Hairpin structure predicted in BBLF2/3 mRNA. (A) Hairpin modeled for the EBV BBLF2/3 short intron. Splice donor and acceptor sites are indicated with dark and light blue arrows, respectively. Nucleotide numbers in parentheses correspond to the reverse genome strand models in Additional file 3 (locus 152).
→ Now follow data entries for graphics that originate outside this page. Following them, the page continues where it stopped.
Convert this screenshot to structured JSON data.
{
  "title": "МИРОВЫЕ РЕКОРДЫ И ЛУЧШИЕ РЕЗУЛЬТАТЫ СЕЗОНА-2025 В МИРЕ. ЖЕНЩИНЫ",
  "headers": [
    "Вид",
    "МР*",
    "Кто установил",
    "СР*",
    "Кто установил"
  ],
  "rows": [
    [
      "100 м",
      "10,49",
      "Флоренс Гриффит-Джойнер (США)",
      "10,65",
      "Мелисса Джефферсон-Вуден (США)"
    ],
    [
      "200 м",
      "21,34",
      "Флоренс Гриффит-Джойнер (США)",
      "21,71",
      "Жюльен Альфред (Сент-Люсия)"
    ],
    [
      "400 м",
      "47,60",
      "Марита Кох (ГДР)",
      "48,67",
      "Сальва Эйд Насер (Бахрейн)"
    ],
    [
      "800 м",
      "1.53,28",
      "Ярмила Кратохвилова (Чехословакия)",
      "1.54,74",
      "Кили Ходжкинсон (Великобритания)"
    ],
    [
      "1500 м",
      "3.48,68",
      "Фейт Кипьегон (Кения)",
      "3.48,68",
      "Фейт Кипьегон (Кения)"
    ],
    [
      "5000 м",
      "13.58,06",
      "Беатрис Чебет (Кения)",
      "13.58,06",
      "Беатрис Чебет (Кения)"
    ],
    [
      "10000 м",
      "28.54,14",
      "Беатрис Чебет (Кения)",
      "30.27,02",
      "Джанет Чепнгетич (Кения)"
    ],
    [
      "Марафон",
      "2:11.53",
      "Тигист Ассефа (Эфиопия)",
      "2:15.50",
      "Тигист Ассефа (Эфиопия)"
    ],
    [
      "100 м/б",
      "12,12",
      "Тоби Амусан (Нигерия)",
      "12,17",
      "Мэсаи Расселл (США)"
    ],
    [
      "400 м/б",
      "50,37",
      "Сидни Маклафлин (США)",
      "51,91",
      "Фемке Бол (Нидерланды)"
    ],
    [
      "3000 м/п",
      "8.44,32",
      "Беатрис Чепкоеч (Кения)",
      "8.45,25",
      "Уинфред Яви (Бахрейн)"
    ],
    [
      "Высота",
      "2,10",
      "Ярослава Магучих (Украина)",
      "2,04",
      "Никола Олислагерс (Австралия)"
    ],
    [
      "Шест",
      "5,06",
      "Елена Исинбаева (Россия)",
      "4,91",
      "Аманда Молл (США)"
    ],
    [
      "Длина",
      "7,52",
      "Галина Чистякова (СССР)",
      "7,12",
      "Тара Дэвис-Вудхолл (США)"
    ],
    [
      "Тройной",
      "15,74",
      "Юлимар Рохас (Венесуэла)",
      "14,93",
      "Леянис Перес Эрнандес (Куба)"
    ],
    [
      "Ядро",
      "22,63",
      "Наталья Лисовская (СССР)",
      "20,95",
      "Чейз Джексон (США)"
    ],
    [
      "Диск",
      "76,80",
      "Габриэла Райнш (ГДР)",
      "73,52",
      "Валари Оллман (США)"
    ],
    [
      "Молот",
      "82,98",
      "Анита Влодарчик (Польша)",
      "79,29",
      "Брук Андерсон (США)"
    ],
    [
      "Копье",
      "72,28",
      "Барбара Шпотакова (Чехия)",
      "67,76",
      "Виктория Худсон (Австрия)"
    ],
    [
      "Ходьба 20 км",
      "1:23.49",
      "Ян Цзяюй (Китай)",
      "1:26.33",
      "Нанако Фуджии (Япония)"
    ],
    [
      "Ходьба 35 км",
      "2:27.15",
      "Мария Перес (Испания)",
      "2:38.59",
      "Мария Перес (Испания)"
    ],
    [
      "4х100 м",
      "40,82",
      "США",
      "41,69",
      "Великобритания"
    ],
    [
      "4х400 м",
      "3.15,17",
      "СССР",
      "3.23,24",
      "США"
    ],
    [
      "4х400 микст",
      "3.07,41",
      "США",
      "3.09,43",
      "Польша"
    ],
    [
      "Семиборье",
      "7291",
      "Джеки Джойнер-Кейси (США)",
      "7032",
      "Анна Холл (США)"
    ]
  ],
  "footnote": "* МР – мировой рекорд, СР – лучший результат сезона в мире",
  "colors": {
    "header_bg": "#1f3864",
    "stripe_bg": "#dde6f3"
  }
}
The predicted free energy (in kcal/mol) and z-score of the hairpin are shown. (B) Homologous hairpin structure in MHV4. The BBLF2 translation stop codon is shaded in red and the BBLF3 start codon is shown in green.

Figure 8

Predicted RNA structures containing splice sites and a start codon. (A) Structure model for RNAz-predicted structural region locus 1 (in LMP-2B gene). The splice donor site is indicated with a dark blue colored wedge and a putative intronic splicing enhancer is colored yellow. (B) Structure model for locus 2 (in the LMP-2B gene). The splicing acceptor site is indicated with the light blue wedge and the yellow box now indicates a putative exonic splicing enhancer. (C) Structure model for locus 263. The start codon for latent membrane protein 2A (LMP-2A) is indicated by the green box.